An itinerary on the CVA’s Web site has details about African American sites, along with the cost, the estimated time to visit and the contact information.

“The Madame Walker Theater is certainly an attraction on a variety of tours,” said Gahl.
The ornately restored theater, with African art-deco motifs and mirrored ballroom, was built in honor of Madam C.J. Walker, the nation’s first self-made female millionaire. The theater has a room with memorabilia of Walker.

Martin Luther King Park has a memorial to King and Robert Kennedy, who were assassinated within months of each other in 1968. Kennedy was campaigning in Indiana for the Democratic presidential nomination on the April day King was shot and killed in Memphis, Tenn., and was slated to give a speech at a rally in the park.

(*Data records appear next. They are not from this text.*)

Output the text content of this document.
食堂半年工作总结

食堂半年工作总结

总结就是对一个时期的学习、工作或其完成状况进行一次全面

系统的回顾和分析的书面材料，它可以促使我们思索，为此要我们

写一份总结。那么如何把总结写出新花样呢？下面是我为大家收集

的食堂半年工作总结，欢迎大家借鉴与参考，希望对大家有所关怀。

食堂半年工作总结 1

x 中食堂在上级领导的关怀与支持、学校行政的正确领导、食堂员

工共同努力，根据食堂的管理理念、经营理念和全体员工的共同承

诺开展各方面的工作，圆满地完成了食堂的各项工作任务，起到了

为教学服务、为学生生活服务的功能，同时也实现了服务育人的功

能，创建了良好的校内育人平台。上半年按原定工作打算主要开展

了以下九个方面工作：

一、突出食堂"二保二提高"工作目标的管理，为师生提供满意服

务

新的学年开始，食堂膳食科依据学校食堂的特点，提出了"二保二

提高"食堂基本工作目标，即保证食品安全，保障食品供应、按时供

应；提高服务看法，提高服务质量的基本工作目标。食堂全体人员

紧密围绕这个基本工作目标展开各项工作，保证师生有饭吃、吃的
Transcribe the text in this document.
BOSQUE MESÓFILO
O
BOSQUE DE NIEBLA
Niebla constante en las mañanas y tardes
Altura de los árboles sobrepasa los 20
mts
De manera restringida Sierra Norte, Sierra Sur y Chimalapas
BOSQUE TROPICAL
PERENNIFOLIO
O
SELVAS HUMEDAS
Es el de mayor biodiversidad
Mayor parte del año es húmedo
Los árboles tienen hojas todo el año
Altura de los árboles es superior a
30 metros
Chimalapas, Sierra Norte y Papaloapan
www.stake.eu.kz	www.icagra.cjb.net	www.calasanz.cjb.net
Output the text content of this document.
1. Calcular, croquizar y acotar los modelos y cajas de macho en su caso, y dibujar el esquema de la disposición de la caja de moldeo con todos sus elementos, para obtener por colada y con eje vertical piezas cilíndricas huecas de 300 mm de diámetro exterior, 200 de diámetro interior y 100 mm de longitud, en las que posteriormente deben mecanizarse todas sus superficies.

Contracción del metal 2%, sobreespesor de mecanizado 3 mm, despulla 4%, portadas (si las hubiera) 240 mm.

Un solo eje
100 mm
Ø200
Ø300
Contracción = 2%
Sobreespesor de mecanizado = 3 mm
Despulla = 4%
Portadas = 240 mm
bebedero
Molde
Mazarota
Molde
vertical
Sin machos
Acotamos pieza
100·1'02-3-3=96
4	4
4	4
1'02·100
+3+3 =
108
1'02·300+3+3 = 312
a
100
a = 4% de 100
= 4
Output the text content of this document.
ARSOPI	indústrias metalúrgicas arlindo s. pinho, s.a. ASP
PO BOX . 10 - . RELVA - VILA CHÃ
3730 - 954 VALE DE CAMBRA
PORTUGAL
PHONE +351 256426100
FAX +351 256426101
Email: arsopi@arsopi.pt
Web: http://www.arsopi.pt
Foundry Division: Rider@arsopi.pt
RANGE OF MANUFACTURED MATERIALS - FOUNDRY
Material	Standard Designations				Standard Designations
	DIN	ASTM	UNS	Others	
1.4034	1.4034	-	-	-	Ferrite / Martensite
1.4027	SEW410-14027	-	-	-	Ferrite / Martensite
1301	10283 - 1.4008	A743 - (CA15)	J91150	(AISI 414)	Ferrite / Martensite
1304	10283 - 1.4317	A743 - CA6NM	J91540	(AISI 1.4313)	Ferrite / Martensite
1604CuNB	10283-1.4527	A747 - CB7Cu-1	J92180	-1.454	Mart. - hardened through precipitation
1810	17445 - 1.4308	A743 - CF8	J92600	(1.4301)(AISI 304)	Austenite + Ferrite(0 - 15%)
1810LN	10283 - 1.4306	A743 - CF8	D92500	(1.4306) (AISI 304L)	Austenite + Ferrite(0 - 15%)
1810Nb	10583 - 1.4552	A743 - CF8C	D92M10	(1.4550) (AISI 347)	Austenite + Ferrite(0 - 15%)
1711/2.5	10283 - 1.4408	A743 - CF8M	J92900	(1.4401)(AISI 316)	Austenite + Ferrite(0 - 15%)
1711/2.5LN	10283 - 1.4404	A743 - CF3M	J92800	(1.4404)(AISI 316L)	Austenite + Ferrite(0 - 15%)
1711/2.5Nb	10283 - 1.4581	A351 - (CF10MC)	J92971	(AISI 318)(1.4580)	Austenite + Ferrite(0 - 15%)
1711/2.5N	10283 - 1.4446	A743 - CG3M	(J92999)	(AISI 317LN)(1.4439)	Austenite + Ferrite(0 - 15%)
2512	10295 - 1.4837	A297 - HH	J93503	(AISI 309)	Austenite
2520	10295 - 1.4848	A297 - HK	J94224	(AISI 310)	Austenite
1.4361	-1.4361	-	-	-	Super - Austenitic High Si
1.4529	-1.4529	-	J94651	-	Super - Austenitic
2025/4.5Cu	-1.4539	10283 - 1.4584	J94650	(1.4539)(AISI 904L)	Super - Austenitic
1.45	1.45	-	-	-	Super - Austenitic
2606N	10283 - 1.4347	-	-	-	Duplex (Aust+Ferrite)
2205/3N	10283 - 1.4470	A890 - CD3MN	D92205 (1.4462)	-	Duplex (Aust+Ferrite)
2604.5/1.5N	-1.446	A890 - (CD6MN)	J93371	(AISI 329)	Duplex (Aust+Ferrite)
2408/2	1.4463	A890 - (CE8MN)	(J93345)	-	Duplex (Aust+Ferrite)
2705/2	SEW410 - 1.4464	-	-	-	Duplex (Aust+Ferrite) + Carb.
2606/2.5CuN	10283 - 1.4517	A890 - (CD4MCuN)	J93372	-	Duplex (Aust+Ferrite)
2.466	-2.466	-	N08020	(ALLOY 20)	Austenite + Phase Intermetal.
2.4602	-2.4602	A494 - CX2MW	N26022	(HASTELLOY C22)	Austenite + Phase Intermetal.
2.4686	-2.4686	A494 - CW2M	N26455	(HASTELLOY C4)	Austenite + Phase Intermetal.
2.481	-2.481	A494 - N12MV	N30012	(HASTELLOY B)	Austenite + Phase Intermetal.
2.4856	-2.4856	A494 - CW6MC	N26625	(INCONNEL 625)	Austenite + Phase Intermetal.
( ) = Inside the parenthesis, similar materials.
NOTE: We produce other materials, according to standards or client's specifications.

“He gave a pretty stirring off-the-cuff speech on peace and race relations to droves of African Americans and other folks who had come to hear him,” said Gahl. “Indianapolis was one of only a handful of cities that didn’t have rioting [in the wake of the King assassination]. There is a memorial that honors both slain leaders that is very powerful.”

Gahl said two annual events that draw many African American visitors are the Summer Celebration in July and the Circle City Classic in October.

“Summer Celebration is the longest running and largest African American cultural event in the United States,” he said. “It draws in quite a lot of visitors, more than 100,000. There is a pretty wide offering of activities.”

The 11-day celebration includes health screenings, a free concert with big-name entertainment, gospel music and a large gathering of vendors selling African American-related art, music and clothing.

The weekend Circle City Classic features a celebrity gala on Friday night, a parade through downtown Indianapolis and a football game between two historically black colleges on Saturday at Lucas Oil Stadium, the home of the Indianapolis Colts.

“A lot of group tours peg their trips around this weekend,” said Gahl.